Le village de Mouthe se prépare au défi du réchauffement climatique

Mouthe

Quand on évoque les conséquences du réchauffement climatique, chacun pense aux espèces animales de l’Arctique subissant les conséquences de la fonte de la banquise ou encore aux populations des zones littorales et insulaires menacées par l’inéluctable montée du niveau des océans.

Pourtant, il est des territoires plus proches de nous pour lesquels le réchauffement climatique constitue un véritable défi. C’est le cas du village de Mouthe connu pour être la localité la plus froide de France. De prime abord, la particularité climatique de ce village du Haut-Doubs n’a rien d’enviable : avec ses pointes négatives régulières à -30°C, il faut bien admettre que l’on survit plus dans cette « Petite Sibérie » que l’on y vit. Logiquement, quelques degrés supplémentaires seraient donc particulièrement bienvenus sur cette terre au climat si rude. Mais la réalité est bien différente car les records de froid régulièrement établis à Mouthe font vivre l’économie locale de tout un canton.

Un record de froid et une manne financière

Le village est désormais connu partout en France et même bien au-delà de nos frontières. Ainsi, chaque année, ce sont plusieurs centaines de journalistes qui débarquent à Mouthe afin d’y réaliser des sujets passionnants sur la chute vertigineuse du mercure. Des reportages qu’ils illustrent invariablement avec des images de stalactites et des témoignages d’autochtones à fort accent local portant des toques en poils de chamois et se déplaçant en traineaux à chiens.
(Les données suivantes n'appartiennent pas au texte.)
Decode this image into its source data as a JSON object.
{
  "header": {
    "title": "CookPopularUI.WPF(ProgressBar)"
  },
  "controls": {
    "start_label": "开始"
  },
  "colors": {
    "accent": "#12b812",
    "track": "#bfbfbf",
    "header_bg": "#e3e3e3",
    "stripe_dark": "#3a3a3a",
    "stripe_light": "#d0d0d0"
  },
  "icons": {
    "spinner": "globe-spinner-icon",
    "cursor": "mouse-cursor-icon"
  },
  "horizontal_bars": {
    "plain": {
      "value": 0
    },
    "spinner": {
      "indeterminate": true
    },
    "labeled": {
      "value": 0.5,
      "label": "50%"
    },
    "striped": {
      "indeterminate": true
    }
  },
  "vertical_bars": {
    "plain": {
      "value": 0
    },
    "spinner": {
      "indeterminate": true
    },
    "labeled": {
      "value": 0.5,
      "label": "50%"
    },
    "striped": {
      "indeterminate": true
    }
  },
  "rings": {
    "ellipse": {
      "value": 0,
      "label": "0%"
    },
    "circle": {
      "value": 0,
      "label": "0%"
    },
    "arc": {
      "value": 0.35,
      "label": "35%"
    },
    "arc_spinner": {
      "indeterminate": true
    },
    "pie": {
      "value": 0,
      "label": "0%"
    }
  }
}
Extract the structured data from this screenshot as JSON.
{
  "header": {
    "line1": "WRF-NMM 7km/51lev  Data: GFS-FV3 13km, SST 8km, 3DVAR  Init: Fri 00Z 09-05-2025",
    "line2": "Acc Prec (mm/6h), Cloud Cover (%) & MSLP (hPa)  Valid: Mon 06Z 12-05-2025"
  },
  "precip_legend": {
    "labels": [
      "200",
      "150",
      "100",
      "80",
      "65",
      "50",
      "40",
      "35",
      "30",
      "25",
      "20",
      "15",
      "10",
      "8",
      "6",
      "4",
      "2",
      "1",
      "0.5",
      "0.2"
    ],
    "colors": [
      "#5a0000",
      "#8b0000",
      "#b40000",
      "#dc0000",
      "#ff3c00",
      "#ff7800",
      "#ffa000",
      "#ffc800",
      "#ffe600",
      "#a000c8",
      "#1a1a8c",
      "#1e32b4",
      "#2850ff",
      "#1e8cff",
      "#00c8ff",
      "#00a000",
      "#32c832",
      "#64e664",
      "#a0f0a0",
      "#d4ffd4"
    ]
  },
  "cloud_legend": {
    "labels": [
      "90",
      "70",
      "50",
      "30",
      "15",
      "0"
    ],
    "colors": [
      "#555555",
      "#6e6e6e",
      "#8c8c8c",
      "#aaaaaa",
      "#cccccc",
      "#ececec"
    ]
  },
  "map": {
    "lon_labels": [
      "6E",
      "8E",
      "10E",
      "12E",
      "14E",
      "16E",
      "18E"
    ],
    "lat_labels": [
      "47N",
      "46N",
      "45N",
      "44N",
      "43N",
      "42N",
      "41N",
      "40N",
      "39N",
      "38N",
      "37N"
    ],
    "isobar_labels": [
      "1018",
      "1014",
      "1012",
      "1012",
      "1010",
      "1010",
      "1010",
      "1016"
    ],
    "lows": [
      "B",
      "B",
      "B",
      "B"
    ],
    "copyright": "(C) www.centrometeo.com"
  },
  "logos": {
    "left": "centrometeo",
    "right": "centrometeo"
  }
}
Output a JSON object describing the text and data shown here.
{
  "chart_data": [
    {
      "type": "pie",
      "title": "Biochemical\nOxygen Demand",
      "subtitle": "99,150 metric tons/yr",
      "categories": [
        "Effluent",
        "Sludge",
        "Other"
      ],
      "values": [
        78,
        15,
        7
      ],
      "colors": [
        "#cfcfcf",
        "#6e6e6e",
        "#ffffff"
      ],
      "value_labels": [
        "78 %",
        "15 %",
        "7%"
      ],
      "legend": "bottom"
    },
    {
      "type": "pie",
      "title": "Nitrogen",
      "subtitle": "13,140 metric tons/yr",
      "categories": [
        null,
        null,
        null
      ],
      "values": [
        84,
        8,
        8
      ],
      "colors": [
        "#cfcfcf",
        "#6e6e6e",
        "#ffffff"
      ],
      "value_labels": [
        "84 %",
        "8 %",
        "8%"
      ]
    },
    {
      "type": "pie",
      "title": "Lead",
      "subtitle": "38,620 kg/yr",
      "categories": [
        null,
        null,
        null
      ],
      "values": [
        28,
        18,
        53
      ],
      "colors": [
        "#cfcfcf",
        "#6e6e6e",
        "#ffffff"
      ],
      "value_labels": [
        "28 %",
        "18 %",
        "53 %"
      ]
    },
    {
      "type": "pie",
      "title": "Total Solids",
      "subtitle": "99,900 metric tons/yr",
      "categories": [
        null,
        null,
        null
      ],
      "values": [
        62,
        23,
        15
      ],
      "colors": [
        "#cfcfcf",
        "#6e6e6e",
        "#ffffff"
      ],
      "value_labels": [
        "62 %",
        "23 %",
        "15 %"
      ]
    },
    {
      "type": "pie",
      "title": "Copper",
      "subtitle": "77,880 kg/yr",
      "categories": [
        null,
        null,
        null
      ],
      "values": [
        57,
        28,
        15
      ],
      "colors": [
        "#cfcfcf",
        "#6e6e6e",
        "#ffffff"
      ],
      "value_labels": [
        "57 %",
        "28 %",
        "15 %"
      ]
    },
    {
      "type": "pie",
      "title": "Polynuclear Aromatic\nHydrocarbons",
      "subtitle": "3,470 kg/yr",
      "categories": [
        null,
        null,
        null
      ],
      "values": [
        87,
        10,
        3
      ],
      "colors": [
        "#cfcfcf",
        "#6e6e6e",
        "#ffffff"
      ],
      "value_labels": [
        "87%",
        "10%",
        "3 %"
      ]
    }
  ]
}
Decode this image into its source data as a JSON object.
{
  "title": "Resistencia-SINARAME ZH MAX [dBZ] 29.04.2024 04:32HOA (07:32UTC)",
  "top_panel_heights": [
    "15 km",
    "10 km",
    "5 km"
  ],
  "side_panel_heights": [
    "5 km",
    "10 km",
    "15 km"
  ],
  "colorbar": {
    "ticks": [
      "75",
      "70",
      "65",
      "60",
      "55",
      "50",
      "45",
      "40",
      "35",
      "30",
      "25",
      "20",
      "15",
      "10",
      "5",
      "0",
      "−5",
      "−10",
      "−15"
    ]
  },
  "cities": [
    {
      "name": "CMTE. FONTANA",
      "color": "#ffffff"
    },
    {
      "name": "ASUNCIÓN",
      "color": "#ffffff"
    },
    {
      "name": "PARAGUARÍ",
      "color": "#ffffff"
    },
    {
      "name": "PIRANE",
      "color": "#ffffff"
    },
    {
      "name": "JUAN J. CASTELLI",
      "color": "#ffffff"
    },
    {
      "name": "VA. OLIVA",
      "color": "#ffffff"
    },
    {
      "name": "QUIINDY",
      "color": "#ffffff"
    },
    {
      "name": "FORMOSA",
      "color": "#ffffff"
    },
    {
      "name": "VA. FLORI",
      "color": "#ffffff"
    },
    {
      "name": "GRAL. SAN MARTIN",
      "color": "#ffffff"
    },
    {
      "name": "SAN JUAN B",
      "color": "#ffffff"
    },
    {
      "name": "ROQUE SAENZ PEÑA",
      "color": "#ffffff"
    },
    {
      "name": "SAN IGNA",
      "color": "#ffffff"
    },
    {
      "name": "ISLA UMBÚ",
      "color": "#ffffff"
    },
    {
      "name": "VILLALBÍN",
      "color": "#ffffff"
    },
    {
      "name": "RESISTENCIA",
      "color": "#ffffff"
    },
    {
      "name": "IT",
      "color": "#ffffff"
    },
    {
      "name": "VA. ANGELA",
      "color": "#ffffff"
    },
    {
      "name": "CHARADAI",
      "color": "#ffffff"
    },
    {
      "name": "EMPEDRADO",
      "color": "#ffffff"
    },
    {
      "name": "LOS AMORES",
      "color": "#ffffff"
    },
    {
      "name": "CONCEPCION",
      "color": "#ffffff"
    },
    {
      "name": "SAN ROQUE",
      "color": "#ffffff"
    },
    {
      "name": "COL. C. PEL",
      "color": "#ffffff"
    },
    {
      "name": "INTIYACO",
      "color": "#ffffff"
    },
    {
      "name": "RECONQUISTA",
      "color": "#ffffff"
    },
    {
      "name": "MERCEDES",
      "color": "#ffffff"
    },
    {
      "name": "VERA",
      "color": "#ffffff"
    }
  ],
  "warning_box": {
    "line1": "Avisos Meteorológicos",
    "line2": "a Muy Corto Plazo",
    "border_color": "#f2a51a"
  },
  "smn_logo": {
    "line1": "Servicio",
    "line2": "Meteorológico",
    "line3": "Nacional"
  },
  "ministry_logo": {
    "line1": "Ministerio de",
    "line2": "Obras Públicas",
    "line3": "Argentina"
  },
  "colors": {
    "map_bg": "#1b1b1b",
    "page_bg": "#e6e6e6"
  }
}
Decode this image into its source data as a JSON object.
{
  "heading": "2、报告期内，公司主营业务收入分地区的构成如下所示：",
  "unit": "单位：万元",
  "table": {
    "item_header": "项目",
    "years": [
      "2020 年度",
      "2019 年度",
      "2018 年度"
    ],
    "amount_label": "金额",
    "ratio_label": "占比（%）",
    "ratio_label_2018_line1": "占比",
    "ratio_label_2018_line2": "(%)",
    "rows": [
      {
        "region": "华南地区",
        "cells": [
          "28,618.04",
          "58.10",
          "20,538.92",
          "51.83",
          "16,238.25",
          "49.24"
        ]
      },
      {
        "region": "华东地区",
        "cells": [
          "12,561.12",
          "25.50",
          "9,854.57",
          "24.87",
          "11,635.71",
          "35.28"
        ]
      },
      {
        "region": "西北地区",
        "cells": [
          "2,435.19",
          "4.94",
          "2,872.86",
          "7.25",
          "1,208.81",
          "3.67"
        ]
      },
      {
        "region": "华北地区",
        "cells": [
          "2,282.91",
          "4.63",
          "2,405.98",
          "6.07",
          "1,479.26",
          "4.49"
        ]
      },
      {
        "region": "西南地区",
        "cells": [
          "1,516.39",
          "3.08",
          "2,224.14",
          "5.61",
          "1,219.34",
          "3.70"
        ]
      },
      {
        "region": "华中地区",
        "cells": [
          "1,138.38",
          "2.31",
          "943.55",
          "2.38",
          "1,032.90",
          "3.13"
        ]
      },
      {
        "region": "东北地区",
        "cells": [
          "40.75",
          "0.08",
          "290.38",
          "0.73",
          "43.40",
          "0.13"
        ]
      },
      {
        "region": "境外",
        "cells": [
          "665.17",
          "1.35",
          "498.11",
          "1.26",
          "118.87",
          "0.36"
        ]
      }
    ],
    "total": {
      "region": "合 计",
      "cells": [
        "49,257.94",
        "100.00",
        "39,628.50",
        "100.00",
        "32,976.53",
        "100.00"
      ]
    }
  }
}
À la vérité, ce sont surtout de jeunes pigistes que les radios et télés envoient à Mouthe, car il faut bien reconnaître que la tâche est pénible. Dans une carrière de journaliste, Mouthe est devenue un passage obligé, « un rite initiatique pour faire ses preuves et démontrer que l’on en veut », explique Jean-Philippe Devirnon du Syndicat National des Journalistes. « Lorsqu’on est jeune pigiste, l’alternative c’est Mouthe ou la braderie de Lille. Quand on a fait ça, on est bon pour la Syrie. »

Charles Dufaux-Laforêt – le maire du village – est fier du développement économique de sa commune : « Depuis qu’il y a toutes ces chaines d’information, on accueille de plus en plus de journalistes et il a fallu développer le parc hôtelier et tout ce qui va avec. »
Il faut bien reconnaître que les chiffres sont impressionnants : alors que le village dépasse à peine les 900 habitants, on y dénombre aujourd’hui 11 hôtels, 8 restaurants, 17 bars et … un établissement de charme. Autant de services qui permettent aux jeunes pigistes des chaînes d’info de tenir le coup et de conserver un souvenir pas trop désagréable de leur séjour chez les Meuthiards (les habitants de Mouthe).

Un défi pour l’avenir

Avec le réchauffement climatique, Mouthe risque donc de perdre gros. « Si la température ne descend plus en dessous de -30 °C pendant la saison hivernale, on n’intéressera plus les chaînes d’info et nos hôtels seront vides. Toute l’économie locale en pâtira… », explique Jacqueline Dulont – présidente de la CCI de Mouthe-Petite-Sibérie.

Alors les Meuthiards ont décidé de réagir avant que surviennent l’inévitable et redouté réchauffement climatique. Un groupe de travail a ainsi été mis en place afin de recenser les initiatives et de coordonner les actions susceptibles de permettre à Mouthe de conserver son attractivité médiatique.

Plusieurs pistes sont actuellement avancées. Parmi celles-ci, on envisage sérieusement l’éventualité d’un nouveau record. « Celui de la plus grosse boîte de Mont d’Or chaud est à l’étude. Elle ferait 12 mètres de diamètre. On sait qu’avec ça on attirera TF1. », confie le maire de Mouthe. « On a aussi le projet d’une chasse annuelle aux chamois. On en capturerait plusieurs centaines et on les massacrerait au couteau. On sait bien que ça nous attirerait beaucoup de critiques mais dans le fond c’est astucieux car en plus des journalistes, ça attirerait des opposants et avec tous ces gens, on remplirait nos hôtels. C’est le massacre annuel des dauphins aux îles Féroé qui nous a donné cette idée. »

D’autres propositions encore ont été avancées par le groupe de travail mais ces dernières sont maintenues sous le sceau de la confidentialité.

Il est en tout cas réjouissant de constater que les hommes, lorsqu’ils sont confrontés à un défi naturel qui les dépasse, s’ingénient à trouver des solutions à leur portée pour garantir leur propre survie. D’autres populations, dans d’autres régions du monde menacées par les conséquences du réchauffement climatique, gagneraient sans doute à s’inspirer de l’exemple de Mouthe et de ses fiers habitants.